Quote:
Originally Posted by kidtwisted
Hello everyone.
I need some help with a recipe for this feed:
http://www.pcper.com/rss/articles.rss
Most of the articles span several pages, I've cleaned it up a bit but I'm not sure how to scrape the complete article from the "Click here for the Detailed Review" links. Thanks!
|
You need to use multipage code. Here's an example from the adventuregamers.recipe builtin:
Code:
def append_page(self, soup, appendtag, position):
pager = soup.find('div',attrs={'class':'toolbar_fat_next'})
if pager:
nexturl = self.INDEX + pager.a['href']
soup2 = self.index_to_soup(nexturl)
texttag = soup2.find('div', attrs={'class':'bodytext'})

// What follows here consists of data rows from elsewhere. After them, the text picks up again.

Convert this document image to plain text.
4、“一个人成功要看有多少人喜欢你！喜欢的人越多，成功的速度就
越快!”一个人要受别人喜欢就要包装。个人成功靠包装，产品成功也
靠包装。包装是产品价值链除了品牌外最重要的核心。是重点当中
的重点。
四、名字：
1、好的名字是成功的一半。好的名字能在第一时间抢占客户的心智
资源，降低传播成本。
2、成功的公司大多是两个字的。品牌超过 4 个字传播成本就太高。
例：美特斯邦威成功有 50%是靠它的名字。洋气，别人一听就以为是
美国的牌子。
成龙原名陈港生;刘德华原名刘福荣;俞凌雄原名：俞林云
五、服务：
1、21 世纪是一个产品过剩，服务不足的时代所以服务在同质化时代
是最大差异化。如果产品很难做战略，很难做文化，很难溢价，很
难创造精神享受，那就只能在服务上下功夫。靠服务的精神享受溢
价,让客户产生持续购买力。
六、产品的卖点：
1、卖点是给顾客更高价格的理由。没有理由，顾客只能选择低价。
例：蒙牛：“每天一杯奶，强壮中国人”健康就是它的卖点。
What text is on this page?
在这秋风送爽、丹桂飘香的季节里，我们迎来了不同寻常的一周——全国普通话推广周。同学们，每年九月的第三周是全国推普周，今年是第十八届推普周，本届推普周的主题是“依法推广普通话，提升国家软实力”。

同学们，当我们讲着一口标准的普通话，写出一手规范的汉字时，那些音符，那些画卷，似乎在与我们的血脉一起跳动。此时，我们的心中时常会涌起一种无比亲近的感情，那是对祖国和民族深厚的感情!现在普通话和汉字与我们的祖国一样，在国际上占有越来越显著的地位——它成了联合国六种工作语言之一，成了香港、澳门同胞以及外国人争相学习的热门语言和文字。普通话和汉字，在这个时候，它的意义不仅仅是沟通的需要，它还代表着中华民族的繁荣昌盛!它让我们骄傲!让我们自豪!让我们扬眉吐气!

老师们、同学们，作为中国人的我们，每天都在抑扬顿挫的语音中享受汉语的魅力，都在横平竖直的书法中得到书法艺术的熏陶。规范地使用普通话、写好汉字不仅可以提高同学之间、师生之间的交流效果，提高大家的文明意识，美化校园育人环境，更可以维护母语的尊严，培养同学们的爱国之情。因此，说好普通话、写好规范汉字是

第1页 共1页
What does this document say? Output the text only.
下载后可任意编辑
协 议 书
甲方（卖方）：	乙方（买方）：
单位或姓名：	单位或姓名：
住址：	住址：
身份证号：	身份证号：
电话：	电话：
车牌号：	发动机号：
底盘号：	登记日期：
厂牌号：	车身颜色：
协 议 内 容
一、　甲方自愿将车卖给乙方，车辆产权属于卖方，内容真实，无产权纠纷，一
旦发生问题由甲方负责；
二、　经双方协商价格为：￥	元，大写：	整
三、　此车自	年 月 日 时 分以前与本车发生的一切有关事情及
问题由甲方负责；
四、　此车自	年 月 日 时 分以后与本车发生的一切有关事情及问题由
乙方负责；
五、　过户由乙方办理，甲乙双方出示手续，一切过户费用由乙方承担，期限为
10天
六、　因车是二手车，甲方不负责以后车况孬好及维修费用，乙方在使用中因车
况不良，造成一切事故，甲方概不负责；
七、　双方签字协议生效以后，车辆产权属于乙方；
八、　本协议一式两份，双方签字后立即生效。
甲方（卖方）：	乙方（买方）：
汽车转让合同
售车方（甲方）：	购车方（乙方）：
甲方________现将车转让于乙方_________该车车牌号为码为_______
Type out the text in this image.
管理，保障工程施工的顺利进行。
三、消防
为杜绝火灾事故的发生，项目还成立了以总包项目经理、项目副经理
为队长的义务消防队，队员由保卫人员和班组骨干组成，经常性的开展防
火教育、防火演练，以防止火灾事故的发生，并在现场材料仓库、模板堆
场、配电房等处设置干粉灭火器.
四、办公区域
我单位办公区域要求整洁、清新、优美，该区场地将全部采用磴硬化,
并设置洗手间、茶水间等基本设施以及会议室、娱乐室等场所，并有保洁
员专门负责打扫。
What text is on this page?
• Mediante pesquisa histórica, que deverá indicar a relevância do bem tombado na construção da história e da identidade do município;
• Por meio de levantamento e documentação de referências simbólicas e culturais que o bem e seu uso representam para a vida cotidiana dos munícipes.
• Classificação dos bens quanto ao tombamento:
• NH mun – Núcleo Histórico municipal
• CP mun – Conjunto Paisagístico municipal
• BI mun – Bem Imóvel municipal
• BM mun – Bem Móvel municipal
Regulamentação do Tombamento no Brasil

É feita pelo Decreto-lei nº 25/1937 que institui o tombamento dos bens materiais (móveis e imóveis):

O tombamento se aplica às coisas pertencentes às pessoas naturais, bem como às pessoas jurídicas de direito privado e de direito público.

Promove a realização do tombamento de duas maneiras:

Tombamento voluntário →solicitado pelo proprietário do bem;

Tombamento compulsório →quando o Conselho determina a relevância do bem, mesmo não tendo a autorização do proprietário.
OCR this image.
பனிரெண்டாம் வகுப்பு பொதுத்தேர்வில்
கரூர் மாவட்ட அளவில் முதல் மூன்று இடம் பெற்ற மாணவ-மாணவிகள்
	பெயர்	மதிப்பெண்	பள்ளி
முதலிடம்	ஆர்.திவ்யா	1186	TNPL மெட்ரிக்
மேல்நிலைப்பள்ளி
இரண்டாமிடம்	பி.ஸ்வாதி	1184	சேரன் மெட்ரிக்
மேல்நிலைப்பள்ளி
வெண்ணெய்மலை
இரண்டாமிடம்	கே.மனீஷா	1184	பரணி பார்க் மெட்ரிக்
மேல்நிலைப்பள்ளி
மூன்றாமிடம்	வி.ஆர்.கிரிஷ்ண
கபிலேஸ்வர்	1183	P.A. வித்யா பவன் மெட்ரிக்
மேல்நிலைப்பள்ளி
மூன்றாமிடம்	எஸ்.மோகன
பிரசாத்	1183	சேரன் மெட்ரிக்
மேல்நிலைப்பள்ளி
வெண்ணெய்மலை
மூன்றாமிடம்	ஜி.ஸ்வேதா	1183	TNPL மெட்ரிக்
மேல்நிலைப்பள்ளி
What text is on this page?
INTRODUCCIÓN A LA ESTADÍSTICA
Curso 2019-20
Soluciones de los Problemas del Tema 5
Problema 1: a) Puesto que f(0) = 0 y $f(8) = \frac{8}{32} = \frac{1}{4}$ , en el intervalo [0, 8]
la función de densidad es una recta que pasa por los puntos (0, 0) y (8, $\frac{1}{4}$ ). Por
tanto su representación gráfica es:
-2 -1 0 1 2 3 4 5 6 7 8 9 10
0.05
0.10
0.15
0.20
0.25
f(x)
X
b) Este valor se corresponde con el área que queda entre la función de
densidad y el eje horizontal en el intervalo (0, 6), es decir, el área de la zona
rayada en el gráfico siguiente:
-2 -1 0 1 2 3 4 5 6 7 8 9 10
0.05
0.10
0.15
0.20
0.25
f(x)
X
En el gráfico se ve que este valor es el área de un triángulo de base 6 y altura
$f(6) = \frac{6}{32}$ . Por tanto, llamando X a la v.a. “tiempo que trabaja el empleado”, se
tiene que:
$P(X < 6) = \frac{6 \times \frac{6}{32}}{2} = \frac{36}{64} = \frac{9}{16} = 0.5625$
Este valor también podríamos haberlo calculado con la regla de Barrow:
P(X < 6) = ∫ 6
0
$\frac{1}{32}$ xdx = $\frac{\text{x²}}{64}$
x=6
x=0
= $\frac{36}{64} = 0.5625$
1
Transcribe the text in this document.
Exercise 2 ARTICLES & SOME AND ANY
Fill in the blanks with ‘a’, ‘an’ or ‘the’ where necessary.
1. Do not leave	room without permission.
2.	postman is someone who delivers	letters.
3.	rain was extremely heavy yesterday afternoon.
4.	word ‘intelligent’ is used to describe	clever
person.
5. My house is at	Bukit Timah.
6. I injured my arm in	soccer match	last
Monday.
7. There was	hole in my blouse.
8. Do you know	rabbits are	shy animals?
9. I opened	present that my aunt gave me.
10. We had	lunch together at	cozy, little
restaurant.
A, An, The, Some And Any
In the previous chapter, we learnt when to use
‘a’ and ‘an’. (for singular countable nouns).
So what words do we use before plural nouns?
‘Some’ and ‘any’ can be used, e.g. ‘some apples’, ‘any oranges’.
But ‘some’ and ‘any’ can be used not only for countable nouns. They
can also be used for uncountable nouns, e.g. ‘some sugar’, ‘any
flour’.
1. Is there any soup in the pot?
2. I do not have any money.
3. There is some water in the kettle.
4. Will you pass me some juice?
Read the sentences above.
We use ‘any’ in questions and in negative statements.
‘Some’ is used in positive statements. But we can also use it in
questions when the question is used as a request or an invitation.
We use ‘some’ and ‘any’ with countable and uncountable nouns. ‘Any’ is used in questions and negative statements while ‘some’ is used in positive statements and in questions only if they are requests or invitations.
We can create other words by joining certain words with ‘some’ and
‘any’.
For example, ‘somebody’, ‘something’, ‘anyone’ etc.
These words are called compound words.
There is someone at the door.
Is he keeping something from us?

for it in texttag.findAll(style=True):
del it['style']
newpos = len(texttag.contents)
self.append_page(soup2,texttag,newpos)
texttag.extract()
appendtag.insert(position,texttag)
def preprocess_html(self, soup):
mtag = '<meta http-equiv="Content-Language" content="en-US"/>\n<meta http-equiv="Content-Type" content="text/html; charset=utf-8"/>'
soup.head.insert(0,mtag)
for item in soup.findAll(style=True):
del item['style']
self.append_page(soup, soup.body, 3)
pager = soup.find('div',attrs={'class':'toolbar_fat'})
if pager:
pager.extract()
return soup
append_page recursively looks for the next page tag ('div',attrs={'class':'toolbar_fat_next'}), gets the text and inserts it into the soup at the point where the tag was found until all pages have been inserted.
preprocess_html uses append_page to modify the html. You'll need to look for the next page tag on your site and adjust accordingly. This should get you started.
Do your testing with -vv and --test
as in:
ebook-convert pcper.recipe pcper --test -vv> pcper.txt